2. Paragraph 3(c) is replaced by the following:

"(c) in the case of eligible capital property in respect of a farming business of the taxpayer, any amount from the fair market value of the property to 4/3 times the taxpayer's cumulative eligible capital in respect of that business (paragraph 73(3)(b.1)). (For transfers occurring prior to the commencement of the first fiscal period of a taxpayer's business commencing after 1987, the above reference to "4/3" should be read as a reference to "2".)"

3. Paragraph 10 is replaced by the following:

"10. Subject to the comments in 34 and 35 below, the deemed proceeds of disposition of the taxpayer (transferor) under subsection 73(3) is, in the case of land and depreciable property of a prescribed class, deemed to be the child's cost of acquisition (paragraph 73(3)(d)). In the case of eligible capital property, the child is deemed to have acquired a capital property at a cost equal to the taxpayer's deemed proceeds of disposition, except in cases where the child continues to carry on the business previously carried on by the taxpayer or the spouse or any of the children of the taxpayer. In such cases, the child is deemed to have acquired an eligible capital property and to have made an eligible capital expenditure at a cost equal to the aggregate of the taxpayer's deemed proceeds of disposition and the unrecaptured portion of any deduction taken by the taxpayer under paragraph 20(1)(b) prior to the transfer (paragraph 73(3)(d.1)). (For transfers occurring prior to the commencement of the first fiscal period commencing after 1987 of a taxpayer's business, the child is deemed to have acquired an eligible capital property and to have made an eligible capital expenditure at a cost equal to the taxpayer's deemed proceeds of disposition.)"

4. Paragraph 14 is replaced by the following:

"14. A taxpayer who disposes of farm property may be eligible for the capital gains deduction under section 110.6 on taxable capital gains arising from the disposition. Where the disposition was of qualified farm property that was disposed of in 1985 and before May 24, 1985 and the taxpayer deducted an amount for contributions to an RRSP on account of taxable capital gains arising from the disposition, the taxpayer's 1985 annual gains limit for purposes of section 110.6 is reduced by the amount of such deduction. This reduction is diminished to the extent that in 1985 the taxpayer withdrew amounts from the RRSP. A $500,000 capital gains deduction is available for qualifying farm property although the capital gains deduction for most other property has been capped at $100,000. However, the maximum capital gains deduction that a taxpayer can claim from all sources including dispositions of qualified farm property is limited to $500,000."

5. Paragraph 21 is revised to delete 21(d) and to move the word "and" from 21(c) and insert it at the end of 21(b). (This revision confirms that transfers described in paragraph 21 qualify for the rollover referred to therein if the conditions in 21(a) to (c) inclusive are met.)

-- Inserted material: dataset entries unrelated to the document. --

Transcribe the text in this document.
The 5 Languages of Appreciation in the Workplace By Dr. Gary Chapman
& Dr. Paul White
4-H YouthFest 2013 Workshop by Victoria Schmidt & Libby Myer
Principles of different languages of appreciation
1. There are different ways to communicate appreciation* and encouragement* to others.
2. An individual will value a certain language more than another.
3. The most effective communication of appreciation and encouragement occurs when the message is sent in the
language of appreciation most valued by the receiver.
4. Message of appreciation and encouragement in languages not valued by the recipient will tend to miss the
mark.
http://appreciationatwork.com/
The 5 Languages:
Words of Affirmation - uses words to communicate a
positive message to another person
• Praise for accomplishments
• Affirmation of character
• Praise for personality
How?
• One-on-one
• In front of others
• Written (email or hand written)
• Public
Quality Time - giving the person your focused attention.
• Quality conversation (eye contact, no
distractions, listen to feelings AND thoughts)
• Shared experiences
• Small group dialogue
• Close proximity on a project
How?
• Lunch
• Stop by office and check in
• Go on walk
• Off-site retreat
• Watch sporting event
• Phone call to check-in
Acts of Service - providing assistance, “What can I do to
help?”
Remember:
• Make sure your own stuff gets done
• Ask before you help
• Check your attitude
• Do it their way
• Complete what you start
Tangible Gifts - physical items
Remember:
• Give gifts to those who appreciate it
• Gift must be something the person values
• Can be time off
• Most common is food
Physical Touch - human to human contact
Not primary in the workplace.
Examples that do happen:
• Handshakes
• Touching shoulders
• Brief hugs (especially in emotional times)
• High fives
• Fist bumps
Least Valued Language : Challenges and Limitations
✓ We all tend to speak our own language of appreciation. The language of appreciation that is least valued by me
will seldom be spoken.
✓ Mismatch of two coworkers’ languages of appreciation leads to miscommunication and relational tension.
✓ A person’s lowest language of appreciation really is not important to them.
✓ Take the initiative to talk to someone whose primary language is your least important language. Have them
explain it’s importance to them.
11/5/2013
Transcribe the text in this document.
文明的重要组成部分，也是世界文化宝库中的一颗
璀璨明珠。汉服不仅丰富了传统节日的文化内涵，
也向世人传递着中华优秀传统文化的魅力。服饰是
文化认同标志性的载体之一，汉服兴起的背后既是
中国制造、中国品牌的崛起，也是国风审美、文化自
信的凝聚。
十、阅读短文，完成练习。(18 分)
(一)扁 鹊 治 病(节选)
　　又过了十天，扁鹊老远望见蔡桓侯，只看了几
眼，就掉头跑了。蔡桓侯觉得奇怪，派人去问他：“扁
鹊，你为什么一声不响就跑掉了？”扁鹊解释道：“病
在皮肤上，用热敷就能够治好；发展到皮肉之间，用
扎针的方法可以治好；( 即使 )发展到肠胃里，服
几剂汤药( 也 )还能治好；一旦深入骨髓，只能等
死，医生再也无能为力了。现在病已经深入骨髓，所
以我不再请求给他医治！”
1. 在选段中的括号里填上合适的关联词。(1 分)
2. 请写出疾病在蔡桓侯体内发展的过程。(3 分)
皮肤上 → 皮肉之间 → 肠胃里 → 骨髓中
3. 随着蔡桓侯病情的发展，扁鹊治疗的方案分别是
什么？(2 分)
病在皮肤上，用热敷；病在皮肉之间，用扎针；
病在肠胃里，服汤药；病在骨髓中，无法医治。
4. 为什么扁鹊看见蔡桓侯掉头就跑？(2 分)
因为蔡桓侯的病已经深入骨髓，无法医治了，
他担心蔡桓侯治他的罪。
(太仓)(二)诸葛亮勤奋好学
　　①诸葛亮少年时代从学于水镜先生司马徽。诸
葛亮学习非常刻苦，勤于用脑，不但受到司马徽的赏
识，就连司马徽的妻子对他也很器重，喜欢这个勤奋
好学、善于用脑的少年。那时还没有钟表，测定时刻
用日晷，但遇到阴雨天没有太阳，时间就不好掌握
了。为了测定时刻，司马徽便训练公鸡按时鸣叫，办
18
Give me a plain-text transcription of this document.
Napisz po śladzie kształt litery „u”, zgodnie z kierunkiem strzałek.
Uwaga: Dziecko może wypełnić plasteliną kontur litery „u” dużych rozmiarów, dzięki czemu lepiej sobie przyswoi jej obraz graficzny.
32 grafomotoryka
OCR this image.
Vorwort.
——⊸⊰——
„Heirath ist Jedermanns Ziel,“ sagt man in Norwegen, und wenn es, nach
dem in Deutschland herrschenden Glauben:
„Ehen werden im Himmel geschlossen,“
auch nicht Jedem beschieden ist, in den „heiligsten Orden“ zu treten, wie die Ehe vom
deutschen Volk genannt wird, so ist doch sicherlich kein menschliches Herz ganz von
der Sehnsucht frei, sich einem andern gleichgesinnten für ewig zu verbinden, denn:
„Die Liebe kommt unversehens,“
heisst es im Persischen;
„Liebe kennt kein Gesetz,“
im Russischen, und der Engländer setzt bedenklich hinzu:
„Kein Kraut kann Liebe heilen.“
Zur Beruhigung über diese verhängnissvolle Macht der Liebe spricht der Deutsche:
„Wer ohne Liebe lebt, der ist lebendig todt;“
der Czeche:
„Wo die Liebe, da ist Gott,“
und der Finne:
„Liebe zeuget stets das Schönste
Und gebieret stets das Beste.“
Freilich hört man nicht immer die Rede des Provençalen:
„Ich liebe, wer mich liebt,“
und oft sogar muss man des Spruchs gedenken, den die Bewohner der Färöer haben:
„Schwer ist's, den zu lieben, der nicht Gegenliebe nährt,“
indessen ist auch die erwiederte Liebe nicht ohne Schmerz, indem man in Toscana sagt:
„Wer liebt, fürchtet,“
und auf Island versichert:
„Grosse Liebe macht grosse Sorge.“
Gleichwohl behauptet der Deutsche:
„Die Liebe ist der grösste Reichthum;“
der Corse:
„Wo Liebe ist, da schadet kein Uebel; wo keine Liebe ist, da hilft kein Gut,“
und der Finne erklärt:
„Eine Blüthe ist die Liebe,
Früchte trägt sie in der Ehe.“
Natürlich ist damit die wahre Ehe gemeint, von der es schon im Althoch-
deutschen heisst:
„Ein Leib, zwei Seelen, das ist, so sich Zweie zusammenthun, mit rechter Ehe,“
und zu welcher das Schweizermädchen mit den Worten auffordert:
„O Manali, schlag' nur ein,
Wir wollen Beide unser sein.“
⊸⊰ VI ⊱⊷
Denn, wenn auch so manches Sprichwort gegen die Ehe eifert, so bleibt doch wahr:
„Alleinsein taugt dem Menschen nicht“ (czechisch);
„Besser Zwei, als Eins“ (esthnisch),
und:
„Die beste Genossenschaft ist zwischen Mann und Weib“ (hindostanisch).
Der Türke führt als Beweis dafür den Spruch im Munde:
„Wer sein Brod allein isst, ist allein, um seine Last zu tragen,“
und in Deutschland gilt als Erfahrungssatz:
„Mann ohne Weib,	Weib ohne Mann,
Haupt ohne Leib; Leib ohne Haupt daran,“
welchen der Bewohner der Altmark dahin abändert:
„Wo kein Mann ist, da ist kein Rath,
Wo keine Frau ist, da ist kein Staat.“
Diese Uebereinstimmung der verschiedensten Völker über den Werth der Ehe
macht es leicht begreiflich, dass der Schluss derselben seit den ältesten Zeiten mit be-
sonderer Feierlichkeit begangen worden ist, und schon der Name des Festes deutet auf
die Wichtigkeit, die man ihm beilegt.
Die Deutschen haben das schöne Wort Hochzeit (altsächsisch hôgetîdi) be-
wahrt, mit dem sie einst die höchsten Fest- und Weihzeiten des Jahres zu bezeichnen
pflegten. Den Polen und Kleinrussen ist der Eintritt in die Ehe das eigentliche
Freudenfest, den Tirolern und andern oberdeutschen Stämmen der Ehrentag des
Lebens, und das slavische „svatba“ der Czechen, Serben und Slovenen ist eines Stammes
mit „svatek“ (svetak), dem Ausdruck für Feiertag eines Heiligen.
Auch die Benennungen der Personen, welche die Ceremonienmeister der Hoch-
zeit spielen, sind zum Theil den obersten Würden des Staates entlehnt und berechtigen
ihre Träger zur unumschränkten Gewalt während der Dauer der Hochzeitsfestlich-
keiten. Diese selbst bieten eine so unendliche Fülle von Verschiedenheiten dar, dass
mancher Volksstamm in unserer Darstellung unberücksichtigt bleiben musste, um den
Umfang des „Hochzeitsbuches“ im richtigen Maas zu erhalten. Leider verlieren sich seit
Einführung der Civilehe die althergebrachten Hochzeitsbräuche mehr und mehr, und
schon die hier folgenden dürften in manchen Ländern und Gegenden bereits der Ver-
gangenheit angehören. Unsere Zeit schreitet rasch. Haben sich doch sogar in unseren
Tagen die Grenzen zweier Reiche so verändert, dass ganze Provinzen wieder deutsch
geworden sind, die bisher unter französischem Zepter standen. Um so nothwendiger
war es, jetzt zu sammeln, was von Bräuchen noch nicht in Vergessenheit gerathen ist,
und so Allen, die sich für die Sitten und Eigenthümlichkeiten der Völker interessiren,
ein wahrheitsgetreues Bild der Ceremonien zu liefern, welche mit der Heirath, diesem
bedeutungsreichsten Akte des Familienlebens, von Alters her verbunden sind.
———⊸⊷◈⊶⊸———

6. The following note is added to the end of paragraph 32:

Note: If draft legislation contained in Bill C-18, tabled in the House of Commons on May 30, 1991, is enacted into law as currently proposed, the provisions of subsection 75.1(1) will be amended to apply to transfers after 1989 of shares in a family farm corporation and interests in a family farm partnership under subsection 73(4) in addition to transfers of farm property under subsection 73(3)".